Excessive Decline in Milk Production

  1. A high incidence of subclinical or clinical mastitis is the most frequent cause of excessive drops. The sudden decline may occur rather suddenly or more gradually depending on various factors.
  2. Ingestion of toxic weeds, mycotoxins, or any item that may greatly reduce dry matter intake can cause a sudden, drastic drop in milk. Early lactation cows are most often affected first. Feeds or items that can be the culprit are toxic weeds like bracken fern, acorns, apples, silo gas, excessive non-protein nitrogen content (i.e. urea) in a grain mixture, and mycotoxins in forages or grains.
  3. Overfeeding grain and/or excessive amounts of fat, starch, and nonstructural carbohydrates in the ration can upset rumen function and metabolism. Dry grain mixtures should be limited to a maximum of 2.5% of body weight for most cows. The concentrate dry matter as a percent of the total ration dry matter should not exceed 55 to 60% for peak production (>80 pounds of milk) and 40 to 50% for average production (<70 pounds of milk).
  4. In some rare instances a vitamin B12 deficiency may be the cause, particularly in high producing cows that have depleted their liver stores. Administering 1 to 6 mg of injectable vitamin B12 should exhibit a response in cows in 5 to 10 days.
  5. Ration deficiencies or imbalances can result in excessive drops.
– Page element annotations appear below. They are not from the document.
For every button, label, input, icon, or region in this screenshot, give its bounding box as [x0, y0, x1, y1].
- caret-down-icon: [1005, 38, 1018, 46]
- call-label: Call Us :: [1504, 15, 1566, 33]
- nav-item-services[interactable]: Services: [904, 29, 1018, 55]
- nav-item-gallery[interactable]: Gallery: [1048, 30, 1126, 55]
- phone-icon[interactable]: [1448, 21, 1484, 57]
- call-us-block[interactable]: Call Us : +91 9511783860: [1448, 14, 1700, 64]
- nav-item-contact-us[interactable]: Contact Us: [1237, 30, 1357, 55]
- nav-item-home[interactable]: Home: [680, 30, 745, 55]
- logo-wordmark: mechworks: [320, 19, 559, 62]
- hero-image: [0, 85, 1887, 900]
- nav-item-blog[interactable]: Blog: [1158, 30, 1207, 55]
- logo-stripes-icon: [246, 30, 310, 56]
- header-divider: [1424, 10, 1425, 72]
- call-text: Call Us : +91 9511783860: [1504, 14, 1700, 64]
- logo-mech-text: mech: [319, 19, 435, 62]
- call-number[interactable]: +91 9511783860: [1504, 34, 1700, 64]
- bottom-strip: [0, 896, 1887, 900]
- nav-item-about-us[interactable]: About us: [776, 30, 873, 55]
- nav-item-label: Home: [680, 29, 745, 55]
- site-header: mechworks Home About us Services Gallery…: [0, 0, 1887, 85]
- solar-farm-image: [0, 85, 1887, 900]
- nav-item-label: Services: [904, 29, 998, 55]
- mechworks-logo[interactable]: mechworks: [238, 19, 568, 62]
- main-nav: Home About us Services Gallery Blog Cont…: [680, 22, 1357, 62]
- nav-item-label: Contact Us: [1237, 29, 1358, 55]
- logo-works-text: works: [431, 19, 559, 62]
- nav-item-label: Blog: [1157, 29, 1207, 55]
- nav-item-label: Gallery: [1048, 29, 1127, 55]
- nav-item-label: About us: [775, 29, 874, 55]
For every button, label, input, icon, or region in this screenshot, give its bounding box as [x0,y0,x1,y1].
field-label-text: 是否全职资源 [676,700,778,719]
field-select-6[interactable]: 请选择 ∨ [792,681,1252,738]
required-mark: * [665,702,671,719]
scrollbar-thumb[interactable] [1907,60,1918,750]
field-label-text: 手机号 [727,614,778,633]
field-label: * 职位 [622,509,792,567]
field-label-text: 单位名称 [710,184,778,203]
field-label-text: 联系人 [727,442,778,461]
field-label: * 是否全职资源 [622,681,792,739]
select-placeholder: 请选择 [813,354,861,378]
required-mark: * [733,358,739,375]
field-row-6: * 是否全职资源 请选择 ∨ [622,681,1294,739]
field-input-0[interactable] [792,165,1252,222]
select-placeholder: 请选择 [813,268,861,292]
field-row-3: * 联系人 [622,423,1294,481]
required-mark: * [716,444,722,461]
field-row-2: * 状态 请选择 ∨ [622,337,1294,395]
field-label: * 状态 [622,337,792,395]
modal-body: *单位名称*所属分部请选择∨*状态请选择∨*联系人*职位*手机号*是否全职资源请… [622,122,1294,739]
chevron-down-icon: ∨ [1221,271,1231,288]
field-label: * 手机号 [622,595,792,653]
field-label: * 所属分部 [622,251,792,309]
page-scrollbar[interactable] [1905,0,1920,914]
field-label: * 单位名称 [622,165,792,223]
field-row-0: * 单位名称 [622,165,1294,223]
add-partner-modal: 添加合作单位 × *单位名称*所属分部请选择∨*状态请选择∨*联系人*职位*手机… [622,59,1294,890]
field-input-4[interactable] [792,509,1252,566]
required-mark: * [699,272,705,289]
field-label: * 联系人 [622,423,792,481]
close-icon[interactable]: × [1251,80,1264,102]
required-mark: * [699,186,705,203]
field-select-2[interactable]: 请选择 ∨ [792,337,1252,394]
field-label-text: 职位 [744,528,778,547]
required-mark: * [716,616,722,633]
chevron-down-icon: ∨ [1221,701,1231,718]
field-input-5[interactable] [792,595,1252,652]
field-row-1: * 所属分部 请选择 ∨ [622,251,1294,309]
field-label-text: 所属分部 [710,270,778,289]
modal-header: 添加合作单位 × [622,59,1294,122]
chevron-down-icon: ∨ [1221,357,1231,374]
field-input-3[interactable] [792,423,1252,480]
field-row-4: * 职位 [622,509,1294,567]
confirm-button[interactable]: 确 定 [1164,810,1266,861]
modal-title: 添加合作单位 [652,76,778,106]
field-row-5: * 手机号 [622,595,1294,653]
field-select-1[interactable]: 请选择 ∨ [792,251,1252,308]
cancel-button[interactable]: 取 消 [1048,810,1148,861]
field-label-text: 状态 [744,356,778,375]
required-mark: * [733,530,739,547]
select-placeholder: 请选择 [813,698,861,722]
Evaluate rations and forage tests to help determine the problem. In herds feeding a total mixed ration, the ration(s) should be sampled and sent out for analysis. Items to include in the analysis in addition to the standard are soluble protein, fat, ash, and neutral detergent fiber.
  6. Infectious and/or disease problems can cause sudden drops in production. Cows with infectious problems usually run a fever and have temperatures over 103°F. A sudden onset of diarrhea caused by BVD, salmonella, winter dysentery, and others can also cause sudden drops in milk.
  7. A lack of water intake either because of the system or quality problems can be a potential cause.
  8. Problems can occur when cows are improperly fed after peaking or in late lactation, especially in herds feeding multi-group total mixed rations. Sudden drops most often happen when there is over a 10 to 15% difference in concentrate dry matter between rations.

Short Lactations

  1. Fat deposition can be antagonistic to milk production in overconditioned cows. This problem normally results when mid- and late-lactation animals are overfed. Rations should be balanced properly for energy and protein to minimize excessive body conditioning during these periods.
  2. Underfeeding cows, especially energy or an imbalanced ration, is a major cause in inadequately fed herds. Excessive drops in milk generally accompany this.
  3. The incomplete removal of milk by improper milking practices can contribute to lower peaks or short lactations. Problems can occur when the milking machine is put on too soon or too late after preparation. Milking should begin within 0.5 to 2 minutes after cows have been prepped. Problems often occur when the cows have been prepared too far in advance of being milked. An inadequately functioning milking system, which requires a milking period much over 6 minutes of machine time per cow, can be a problem. Removing the milking machine before milking is complete is not usually a major cause as one must leave about one pint or more of milk in the base of the quarter to be of much consequence. Abusive use of crowd gates and stray voltage may result in lower peaks or short lactations.
  4. A high incidence of clinical or subclinical mastitis can shorten lactations.
  5. A major cause of individual cow problems is poor milk let-down. Some cows need a second stimulation to fully letdown their milk. Psychological problems from disturbing incidents, such as administering injectables and bleeding at milking time, can inhibit milk letdown. Stray voltage, sore teats, and extremes in vacuum can also be problems.
  6. There may be a genetic predisposition to short lactations.